For real-time corrections inside the apps where you actually write — Gmail, Slack, LinkedIn, Google Docs — Grammarly remains the best tool. ChatGPT and Claude are more powerful for full rewrites and creative work but require copy-pasting into a separate window. Grammarly's value is being invisible and present everywhere, which general-purpose AI tools do not match.
Where does Grammarly work?
Grammarly works in browsers (Chrome, Edge, Firefox, Safari extensions), desktop apps (macOS and Windows), mobile keyboards (iOS and Android), and natively integrates with Microsoft Word, Google Docs, Outlook, Gmail, Slack, LinkedIn, X, and 500,000+ web apps. The browser extension covers most use cases without installing anything else.
Does Grammarly send my writing to its servers?
Yes, Grammarly transmits text to its servers for processing. The company publishes a detailed privacy policy and offers Business and Enterprise tiers with stricter data handling, including the option to disable text storage. For sensitive content (legal documents, medical records, classified work), Grammarly is not appropriate and a local-only spell-checker is safer.
How is Grammarly different from LanguageTool?
LanguageTool is the closest open-source alternative — privacy-focused, supports 30+ languages, has a free tier and a Premium plan starting at $5/month. Grammarly is English-only (with Spanish in beta) but has stronger AI rewrites, tone detection, and tighter integration with major apps. For privacy-conscious users or non-English writers, LanguageTool is the better pick. For English business writing where polish matters, Grammarly remains stronger.

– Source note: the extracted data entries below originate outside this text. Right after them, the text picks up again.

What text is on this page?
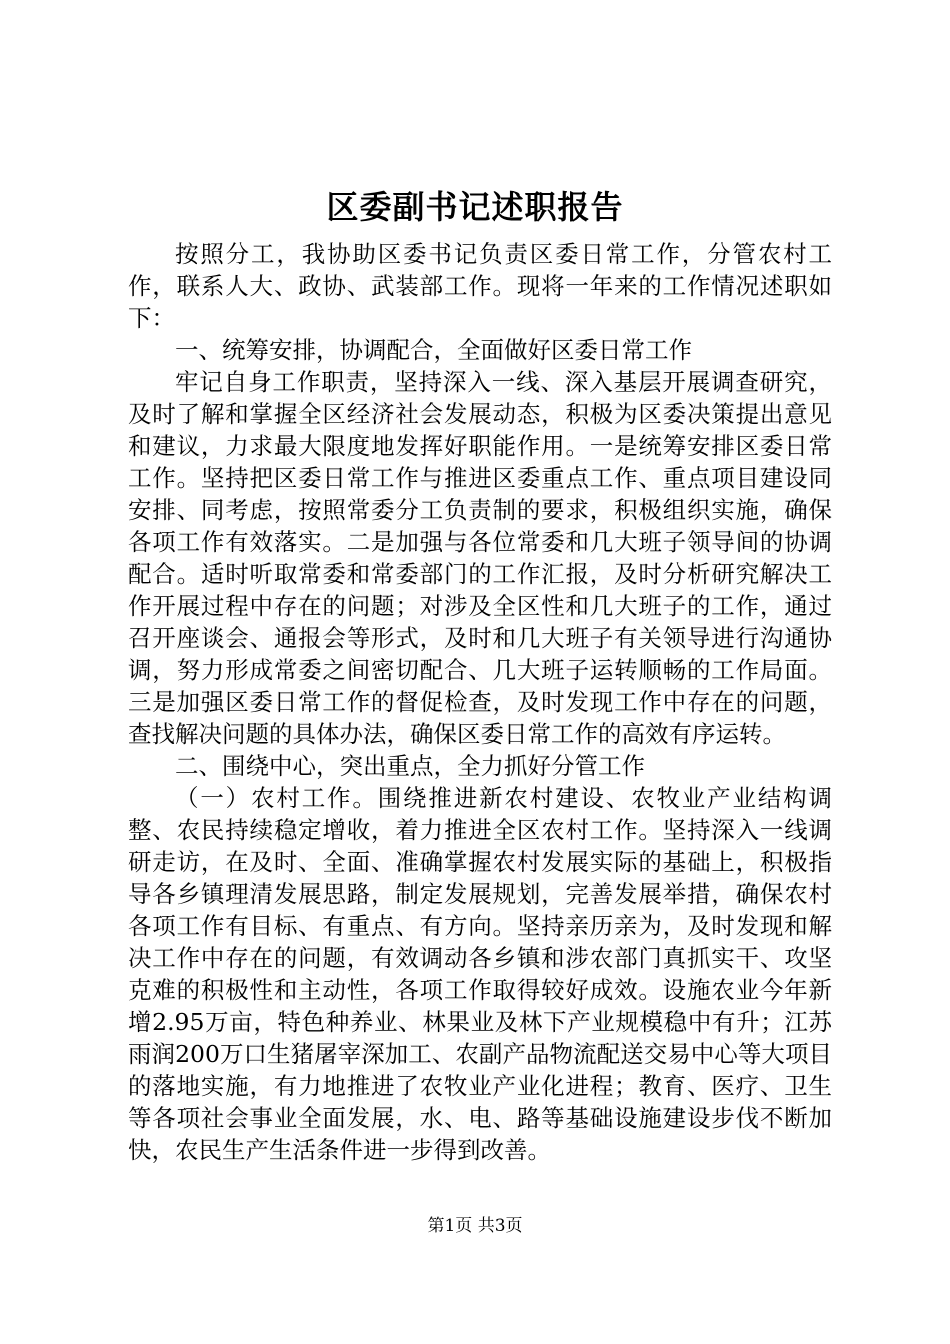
区委副书记述职报告

按照分工，我协助区委书记负责区委日常工作，分管农村工作，联系人大、政协、武装部工作。现将一年来的工作情况述职如下：

一、统筹安排，协调配合，全面做好区委日常工作

牢记自身工作职责，坚持深入一线、深入基层开展调查研究，及时了解和掌握全区经济社会发展动态，积极为区委决策提出意见和建议，力求最大限度地发挥好职能作用。一是统筹安排区委日常工作。坚持把区委日常工作与推进区委重点工作、重点项目建设同安排、同考虑，按照常委分工负责制的要求，积极组织实施，确保各项工作有效落实。二是加强与各位常委和几大班子领导间的协调配合。适时听取常委和常委部门的工作汇报，及时分析研究解决工作开展过程中存在的问题；对涉及全区性和几大班子的工作，通过召开座谈会、通报会等形式，及时和几大班子有关领导进行沟通协调，努力形成常委之间密切配合、几大班子运转顺畅的工作局面。三是加强区委日常工作的督促检查，及时发现工作中存在的问题，查找解决问题的具体办法，确保区委日常工作的高效有序运转。

二、围绕中心，突出重点，全力抓好分管工作

（一）农村工作。围绕推进新农村建设、农牧业产业结构调整、农民持续稳定增收，着力推进全区农村工作。坚持深入一线调研走访，在及时、全面、准确掌握农村发展实际的基础上，积极指导各乡镇理清发展思路，制定发展规划，完善发展举措，确保农村各项工作有目标、有重点、有方向。坚持亲历亲为，及时发现和解决工作中存在的问题，有效调动各乡镇和涉农部门真抓实干、攻坚克难的积极性和主动性，各项工作取得较好成效。设施农业今年新增2.95万亩，特色种养业、林果业及林下产业规模稳中有升；江苏雨润200万口生猪屠宰深加工、农副产品物流配送交易中心等大项目的落地实施，有力地推进了农牧业产业化进程；教育、医疗、卫生等各项社会事业全面发展，水、电、路等基础设施建设步伐不断加快，农民生产生活条件进一步得到改善。

第1页 共3页
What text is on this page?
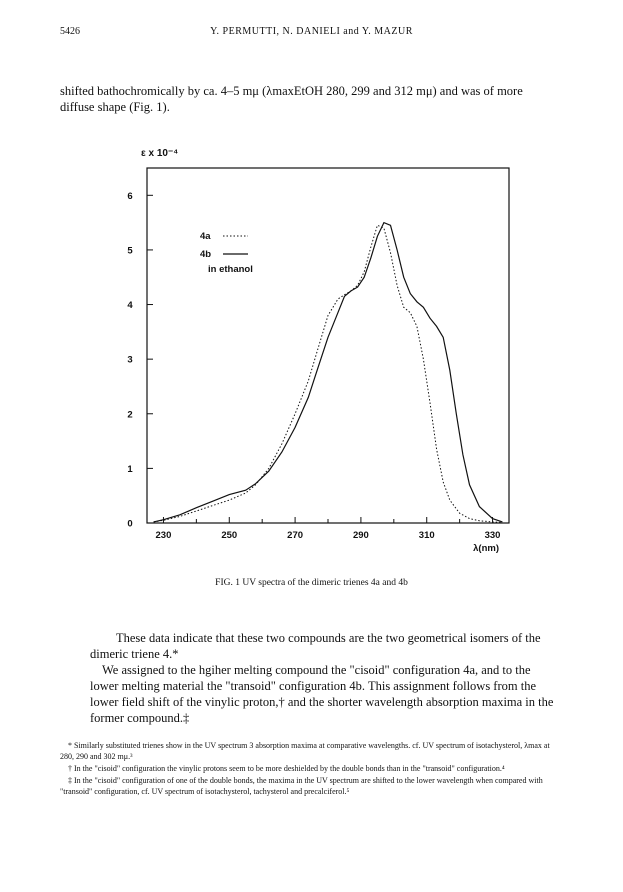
5426	Y. PERMUTTI, N. DANIELI and Y. MAZUR
shifted bathochromically by ca. 4–5 mμ (λmaxEtOH 280, 299 and 312 mμ) and was of more diffuse shape (Fig. 1).
230	250	270	290	310	330
0
1
2
3
4
5
6
λ(nm)
4a
4b
in ethanol
ε x 10⁻⁴
FIG. 1 UV spectra of the dimeric trienes 4a and 4b

These data indicate that these two compounds are the two geometrical isomers of the dimeric triene 4.*

We assigned to the hgiher melting compound the "cisoid" configuration 4a, and to the lower melting material the "transoid" configuration 4b. This assignment follows from the lower field shift of the vinylic proton,† and the shorter wavelength absorption maxima in the former compound.‡

* Similarly substituted trienes show in the UV spectrum 3 absorption maxima at comparative wavelengths. cf. UV spectrum of isotachysterol, λmax at 280, 290 and 302 mμ.³

† In the "cisoid" configuration the vinylic protons seem to be more deshielded by the double bonds than in the "transoid" configuration.⁴

‡ In the "cisoid" configuration of one of the double bonds, the maxima in the UV spectrum are shifted to the lower wavelength when compared with "transoid" configuration, cf. UV spectrum of isotachysterol, tachysterol and precalciferol.⁵
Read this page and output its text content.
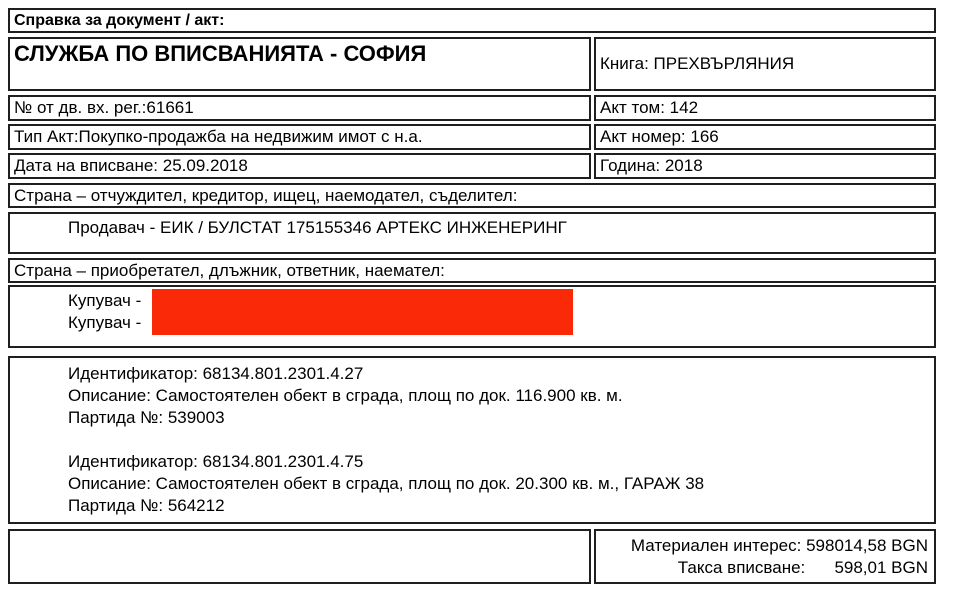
Справка за документ / акт:
СЛУЖБА ПО ВПИСВАНИЯТА - СОФИЯ	Книга: ПРЕХВЪРЛЯНИЯ
№ от дв. вх. рег.:61661	Акт том: 142
Тип Акт:Покупко-продажба на недвижим имот с н.а.	Акт номер: 166
Дата на вписване: 25.09.2018	Година: 2018
Страна – отчуждител, кредитор, ищец, наемодател, съделител:
Продавач - ЕИК / БУЛСТАТ 175155346 АРТЕКС ИНЖЕНЕРИНГ
Страна – приобретател, длъжник, ответник, наемател:
Купувач -
Купувач -
Идентификатор: 68134.801.2301.4.27
Описание: Самостоятелен обект в сграда, площ по док. 116.900 кв. м.
Партида №: 539003
Идентификатор: 68134.801.2301.4.75
Описание: Самостоятелен обект в сграда, площ по док. 20.300 кв. м., ГАРАЖ 38
Партида №: 564212
Материален интерес: 598014,58 BGN
Такса вписване:	598,01 BGN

What is Grammarly Business?
Grammarly Business ($15/seat per month) adds team features: shared style guides, brand voice consistency across writers, admin controls, analytics on team writing patterns, and security features like SAML SSO. It is designed for organizations that want consistent professional writing across employees — common at consulting firms, law offices, and marketing agencies.
Does Grammarly include an AI writer?
Yes, Grammarly's generative AI features (GrammarlyGO, now integrated into the main product) can draft emails, rewrite paragraphs, change tone, and respond to conversations from a prompt. The output is competent but constrained — Grammarly's AI is tuned for professional writing and tends toward conservative, polished output rather than creative or distinctive voice. For creative writing, dedicated AI tools work better.
Is Grammarly good for academic writing?
Grammarly's grammar and clarity suggestions work well for academic writing, and the plagiarism checker on the Pro plan compares text against billions of web pages and academic databases. The tool does not replace discipline-specific style guides (APA, MLA, Chicago) but covers the universal mechanical issues. For graduate students and researchers, the Pro tier is often worth it.